Un aspect peu riant de la Thaïlande
Avec un sujet assez banal, les voyages de jeunes gens qui souhaitent découvrir une partie de la planète avant de s’engager, soit dans des études longues, soit dans la vie professionnelle, Fiona Barton tisse un récit complexe et d’une grande intensité.
À trois heures du matin, Kate est réveillée. Jake, son aîné, s’excuse d’avoir raté son anniversaire. Cela faisait sept mois qu’il n’avait pas appelé. Brillant élève, il a décidé brusquement, il y a deux ans, de partir à la recherche de lui-même en Asie du Sud-Est.
Lesley O’Connor est terriblement inquiète. Cela fait une semaine qu’Alex, sa fille, n’a pas donné de nouvelles. Elle devait appeler depuis Bangkok pour les résultats du Bac. Alex est partie, pour quelques mois, avec Rosie Shaw, son amie.
Kate, une petite cinquantaine, est journaliste au Daily Post, le quotidien de Winchester. En ce 15 août 2014, il ne se passe pas grand-chose. À la recherche d’un sujet, elle contacte l’inspecteur Bob Sparkes. Il lui indique un appel relatif à deux jeunes filles, parties en Thaïlande, qui ne donnent plus signe de vie.
À Bangkok, quelques jours plus tôt, le voyage de rêve commence mal pour les deux filles. Alex ne trouve pas la pension retenue et elles s’installent dans une auberge de jeunesse peu reluisante. Elle ne s’entend pas bien avec Rosie. Elle ne devait pas partir avec elle. Le changement a eu lieu presque au dernier moment quand son amie s’est désistée. Rosie, au collège, ayant eu vent de la situation, s’est invitée.
Kate, avec Joe l’apprenti journaliste dont elle a la charge, rencontre les familles, questionne, enquête, écrit des articles. Parallèlement, les réseaux sociaux sont activés… sans résultats. Les découvertes alarmantes se succèdent. Et “la foudre” tombe sur Kate…
Ce sont les mères qui sont en vedette, les véritables héroïnes du roman. Les hommes sont discrets, effacés ou absents que ce soit le père de Jack, celui d’Alex ou de Rosie. Ce dernier est même parti fonder une nouvelle famille.
À petites touches précises, incisives, la romancière construit les relations entre ses personnages. Elle développe des comportements, des rapprochements, des complicités qui pourraient, avec peu de chose, basculer dans des sentiments plus forts.
Elle évoque le poids de l’enfance, le sentiment de rejet, les frustrations, le désir, les drogues, les aventures et l’amour. Elle décrit bien le poids que font porter des parents, de façon souvent involontaire voire inconsciente, à leurs enfants avec les ambitions qu’ils ont pour eux.
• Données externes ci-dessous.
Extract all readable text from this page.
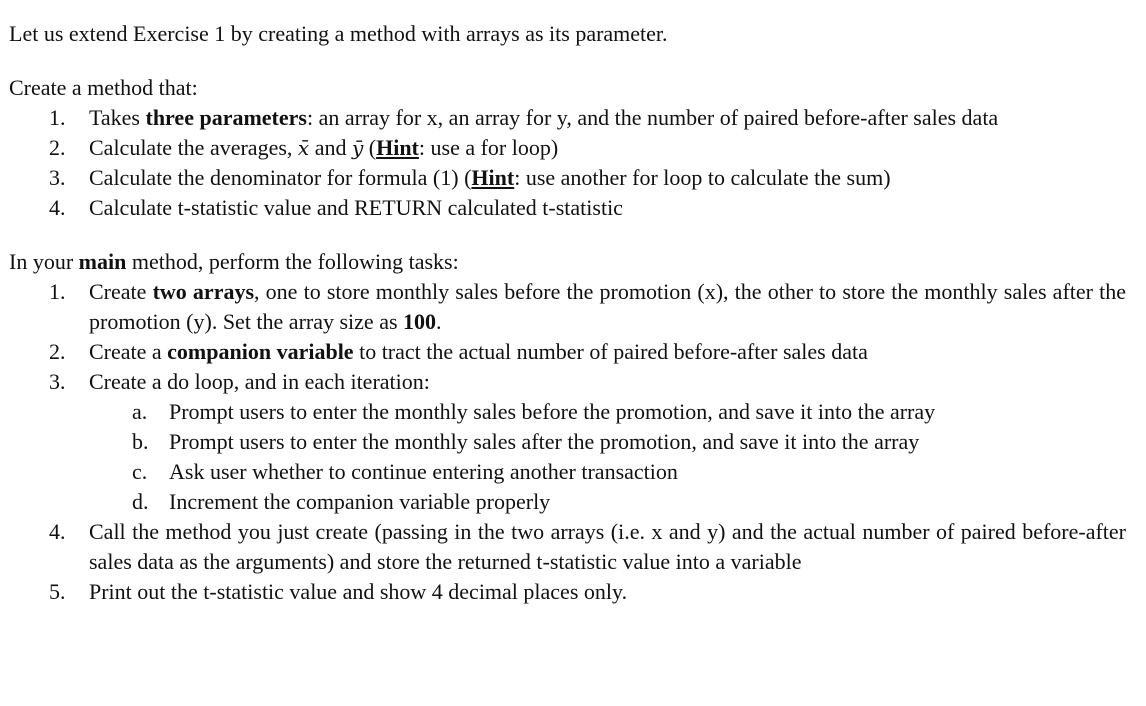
Let us extend Exercise 1 by creating a method with arrays as its parameter.

Create a method that:

1. Takes three parameters: an array for x, an array for y, and the number of paired before-after sales data
2. Calculate the averages, x̄ and ȳ (Hint: use a for loop)
3. Calculate the denominator for formula (1) (Hint: use another for loop to calculate the sum)
4. Calculate t-statistic value and RETURN calculated t-statistic

In your main method, perform the following tasks:

1. Create two arrays, one to store monthly sales before the promotion (x), the other to store the monthly sales after the promotion (y). Set the array size as 100.
2. Create a companion variable to tract the actual number of paired before-after sales data
3. Create a do loop, and in each iteration:
a. Prompt users to enter the monthly sales before the promotion, and save it into the array
b. Prompt users to enter the monthly sales after the promotion, and save it into the array
c. Ask user whether to continue entering another transaction
d. Increment the companion variable properly
4. Call the method you just create (passing in the two arrays (i.e. x and y) and the actual number of paired before-after sales data as the arguments) and store the returned t-statistic value into a variable
5. Print out the t-statistic value and show 4 decimal places only.
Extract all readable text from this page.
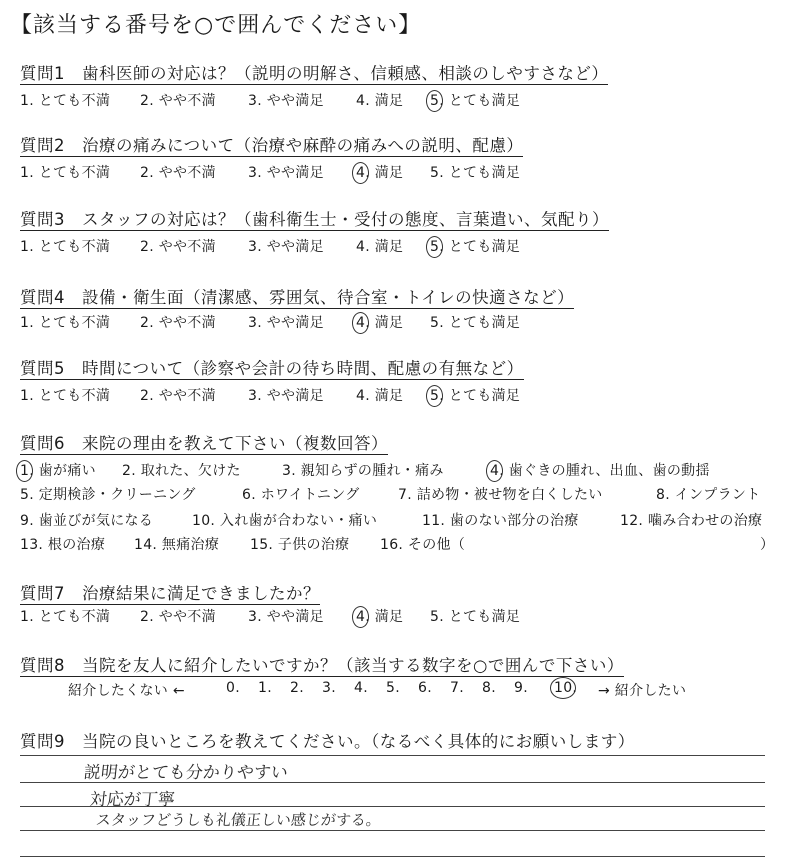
【該当する番号を○で囲んでください】
質問1　歯科医師の対応は？（説明の明解さ、信頼感、相談のしやすさなど）
1. とても不満 2. やや不満 3. やや満足 4. 満足 5. とても満足
質問2　治療の痛みについて（治療や麻酔の痛みへの説明、配慮）
1. とても不満 2. やや不満 3. やや満足 4. 満足 5. とても満足
質問3　スタッフの対応は？（歯科衛生士・受付の態度、言葉遣い、気配り）
1. とても不満 2. やや不満 3. やや満足 4. 満足 5. とても満足
質問4　設備・衛生面（清潔感、雰囲気、待合室・トイレの快適さなど）
1. とても不満 2. やや不満 3. やや満足 4. 満足 5. とても満足
質問5　時間について（診察や会計の待ち時間、配慮の有無など）
1. とても不満 2. やや不満 3. やや満足 4. 満足 5. とても満足
質問6　来院の理由を教えて下さい（複数回答）
1. 歯が痛い 2. 取れた、欠けた	3. 親知らずの腫れ・痛み	4. 歯ぐきの腫れ、出血、歯の動揺
5. 定期検診・クリーニング	6. ホワイトニング	7. 詰め物・被せ物を白くしたい	8. インプラント
9. 歯並びが気になる	10. 入れ歯が合わない・痛い	11. 歯のない部分の治療	12. 噛み合わせの治療
13. 根の治療 14. 無痛治療 15. 子供の治療 16. その他（	）
質問7　治療結果に満足できましたか？
1. とても不満 2. やや不満 3. やや満足 4. 満足 5. とても満足
質問8　当院を友人に紹介したいですか？（該当する数字を○で囲んで下さい）
紹介したくない ←	0. 1. 2. 3. 4. 5. 6. 7. 8. 9. 10. → 紹介したい
質問9　当院の良いところを教えてください。（なるべく具体的にお願いします）
説明がとても分かりやすい
対応が丁寧
スタッフどうしも礼儀正しい感じがする。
Mais, elle décrit la pugnacité de mères vis-à-vis de leur progéniture, cet atavisme, ce besoin de protection qui peut changer les femmes.
La romancière brosse la peinture de la société d’une petite ville du sud de l’Angleterre et, en contre-point, un éclairage sur le quotidien en Thaïlande, à Bangkok dans certains milieux.
Fiona Barton s’est documentée aux meilleures sources, allant dans les ruelles glauques de Bangkok, se faisant expliquer par des correspondants, des fonctionnaires, les arnaques aux touristes.
Après La Veuve (2017), La Coupure (2018), Les Éditions Fleuve noir donnent à lire un roman puissant, à l’intrigue subtile qui interpelle, portée par une galerie de protagonistes magnifiquement campés.
serge perraud
Fiona Barton, Le Suspect (The Suspect), traduit de l’anglais (Grande-Bretagne) par Séverine Quelet, Fleuve noir, coll. “Thriller”, janvier 2020, 504 p. – 20,90 €.